Non-Thinking Mode: Best for instant, quick-response tasks like regular chatbot interactions.

This design enables developers to build more responsive and intelligent agents that can both plan and react.

The GLM-4.5 model has 355 billion total parameters and 32 billion active at any time, making it one of the largest and most capable open models currently available. Its compact version, GLM-4.5-Air, is built with 106 billion total and 12 billion active parameters, optimized for consumer-grade hardware.

World-Class Performance Backed by Benchmarks

Zhipu tested the GLM-4.5 on 12 industry-standard benchmarks including MMLU, HumanEval, and GSM8K:

GLM-4.5 scored an average of 63.2, placing third globally and first among open-source models.
GLM-4.5-Air also held strong, scoring 59.8, leading the pack in its size category.
Notably, it achieved a tool-calling success rate of 90.6 percent, surpassing Claude 3.5 Sonnet and Kimi K2.

The models also excelled in Chinese-language tasks, reinforcing Zhipu’s strength in regional applications.

Built for Agents, Built for Developers

Zhipu describes GLM-4.5 as “agent-native”, meaning its architecture is designed from the ground up for advanced AI agents.
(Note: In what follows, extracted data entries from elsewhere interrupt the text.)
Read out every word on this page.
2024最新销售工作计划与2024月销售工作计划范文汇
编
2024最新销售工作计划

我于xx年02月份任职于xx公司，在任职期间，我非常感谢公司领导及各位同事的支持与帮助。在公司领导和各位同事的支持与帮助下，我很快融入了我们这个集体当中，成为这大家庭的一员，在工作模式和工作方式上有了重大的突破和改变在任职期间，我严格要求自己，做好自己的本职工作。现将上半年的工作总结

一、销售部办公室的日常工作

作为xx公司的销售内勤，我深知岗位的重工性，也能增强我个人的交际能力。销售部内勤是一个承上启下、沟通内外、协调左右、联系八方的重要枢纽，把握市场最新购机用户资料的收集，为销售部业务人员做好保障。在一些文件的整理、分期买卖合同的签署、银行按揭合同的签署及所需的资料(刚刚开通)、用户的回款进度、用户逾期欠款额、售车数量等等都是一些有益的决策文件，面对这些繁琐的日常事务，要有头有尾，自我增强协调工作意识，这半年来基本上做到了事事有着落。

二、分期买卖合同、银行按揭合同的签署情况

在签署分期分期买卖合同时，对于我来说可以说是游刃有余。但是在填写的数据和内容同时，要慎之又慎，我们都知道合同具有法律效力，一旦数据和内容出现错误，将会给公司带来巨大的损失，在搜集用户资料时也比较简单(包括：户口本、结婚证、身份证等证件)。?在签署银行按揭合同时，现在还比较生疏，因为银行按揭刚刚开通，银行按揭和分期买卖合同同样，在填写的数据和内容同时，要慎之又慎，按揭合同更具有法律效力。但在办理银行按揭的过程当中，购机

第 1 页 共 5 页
Features include:

Multi-step planning and execution
Native support for external API tool integration
Reasoning and perception-action cycles
Complex data visualization capabilities

This built-in intelligence bridges the gap between traditional chatbot models and sophisticated AI agents used in real-world workflows.
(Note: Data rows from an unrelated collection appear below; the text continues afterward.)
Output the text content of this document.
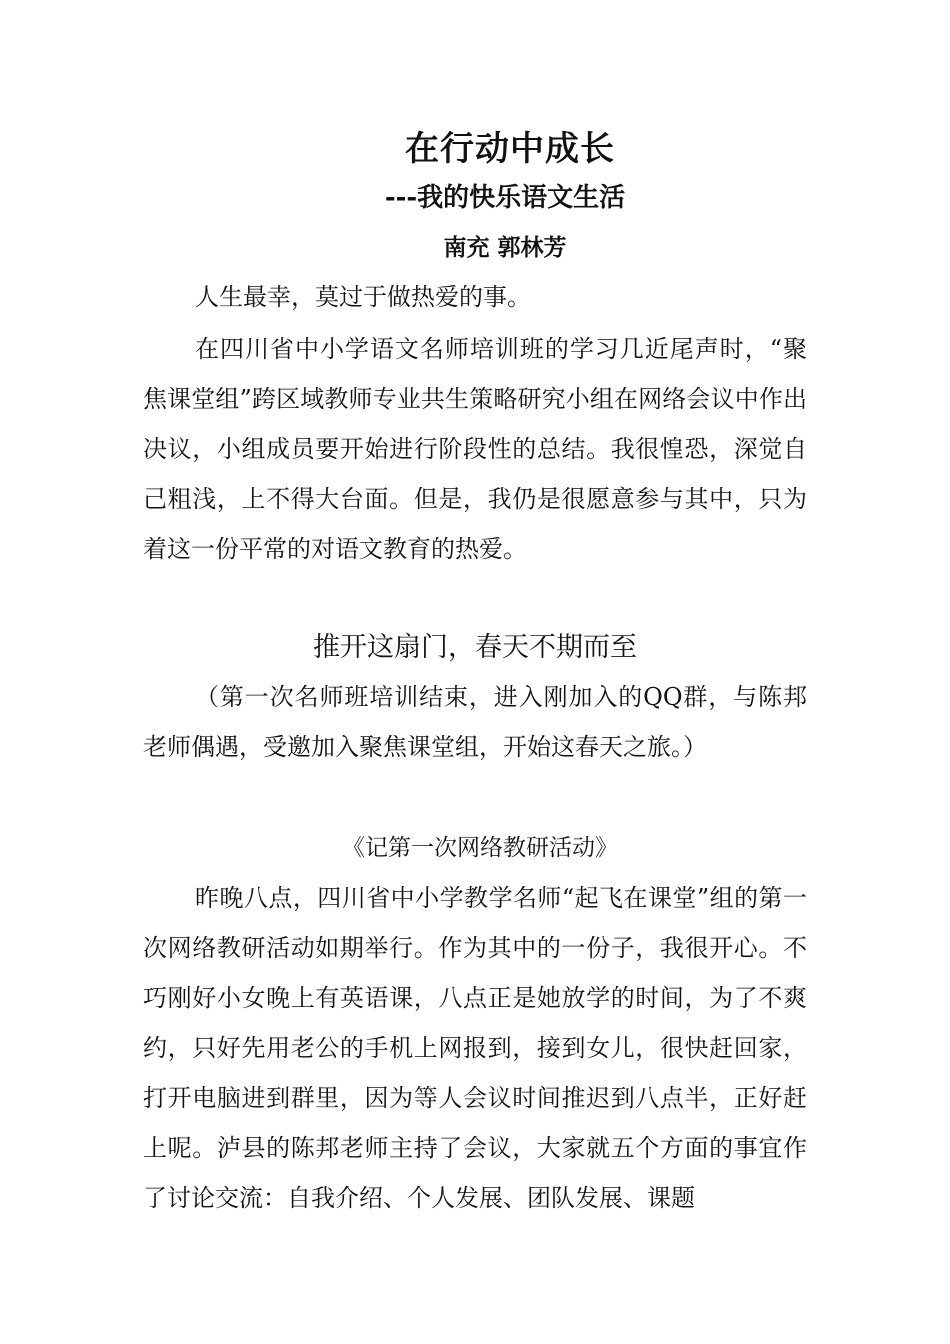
在行动中成长
---我的快乐语文生活
南充 郭林芳

人生最幸，莫过于做热爱的事。

在四川省中小学语文名师培训班的学习几近尾声时，“聚焦课堂组”跨区域教师专业共生策略研究小组在网络会议中作出决议，小组成员要开始进行阶段性的总结。我很惶恐，深觉自己粗浅，上不得大台面。但是，我仍是很愿意参与其中，只为着这一份平常的对语文教育的热爱。

推开这扇门，春天不期而至

（第一次名师班培训结束，进入刚加入的QQ群，与陈邦老师偶遇，受邀加入聚焦课堂组，开始这春天之旅。）

《记第一次网络教研活动》

昨晚八点，四川省中小学教学名师“起飞在课堂”组的第一次网络教研活动如期举行。作为其中的一份子，我很开心。不巧刚好小女晚上有英语课，八点正是她放学的时间，为了不爽约，只好先用老公的手机上网报到，接到女儿，很快赶回家，打开电脑进到群里，因为等人会议时间推迟到八点半，正好赶上呢。泸县的陈邦老师主持了会议，大家就五个方面的事宜作了讨论交流：自我介绍、个人发展、团队发展、课题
Speed, Cost, and Accessibility

Thanks to innovations like Multi-Token Prediction (MTP), GLM-4.5 achieves:

Up to 8 times faster inference speeds
Output speeds up to 200 tokens per second
Hardware compatibility down to 32GB GPUs, making it ideal for local deployment

API pricing is also highly competitive, with input tokens starting at $0.11 per million and output tokens at $0.28 per million, making it a budget-friendly choice for developers.
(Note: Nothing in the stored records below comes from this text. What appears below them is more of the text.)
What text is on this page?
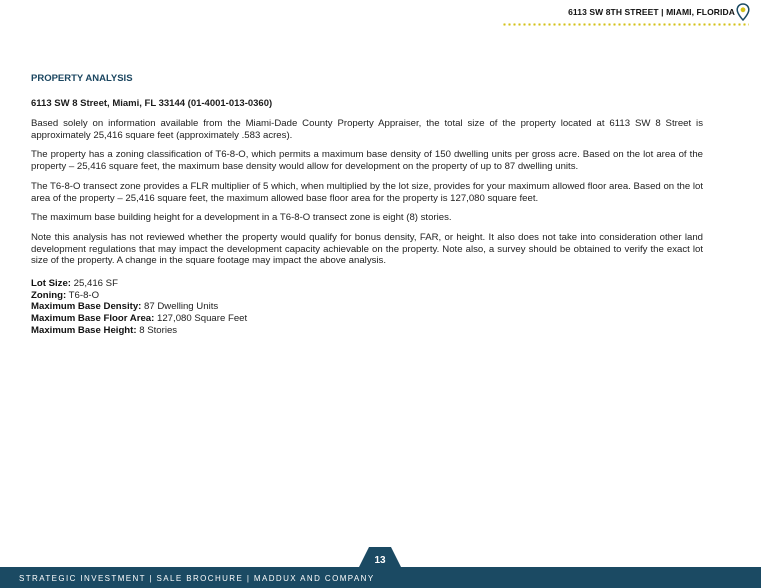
6113 SW 8TH STREET | MIAMI, FLORIDA
PROPERTY ANALYSIS
6113 SW 8 Street, Miami, FL 33144 (01-4001-013-0360)

Based solely on information available from the Miami-Dade County Property Appraiser, the total size of the property located at 6113 SW 8 Street is approximately 25,416 square feet (approximately .583 acres).

The property has a zoning classification of T6-8-O, which permits a maximum base density of 150 dwelling units per gross acre. Based on the lot area of the property – 25,416 square feet, the maximum base density would allow for development on the property of up to 87 dwelling units.

The T6-8-O transect zone provides a FLR multiplier of 5 which, when multiplied by the lot size, provides for your maximum allowed floor area. Based on the lot area of the property – 25,416 square feet, the maximum allowed base floor area for the property is 127,080 square feet.

The maximum base building height for a development in a T6-8-O transect zone is eight (8) stories.

Note this analysis has not reviewed whether the property would qualify for bonus density, FAR, or height. It also does not take into consideration other land development regulations that may impact the development capacity achievable on the property. Note also, a survey should be obtained to verify the exact lot size of the property. A change in the square footage may impact the above analysis.

Lot Size: 25,416 SF
Zoning: T6-8-O
Maximum Base Density: 87 Dwelling Units
Maximum Base Floor Area: 127,080 Square Feet
Maximum Base Height: 8 Stories
13
STRATEGIC INVESTMENT | SALE BROCHURE | MADDUX AND COMPANY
Truly Open-Source and Developer Friendly

Both models are available under an MIT license, allowing full commercial use and customization. Developers can access:

Source code
FP8 model versions
Tool parsers and reasoning engines
Full support for transformers, vLLM, and SGLang frameworks

The models can be found on GitHub, Hugging Face, and Zhipu AI’s own platform.

SQ Magazine Takeaway

I’m genuinely excited about what Zhipu AI is doing here. Releasing a model of this scale and sophistication as fully open-source, especially under an MIT license, is rare. This isn’t just a big win for China, but for developers worldwide who want power, speed, and openness without vendor lock-in. If you’ve been hunting for an alternative to OpenAI or Anthropic but still want top-tier performance, GLM-4.5 is the model to try out now.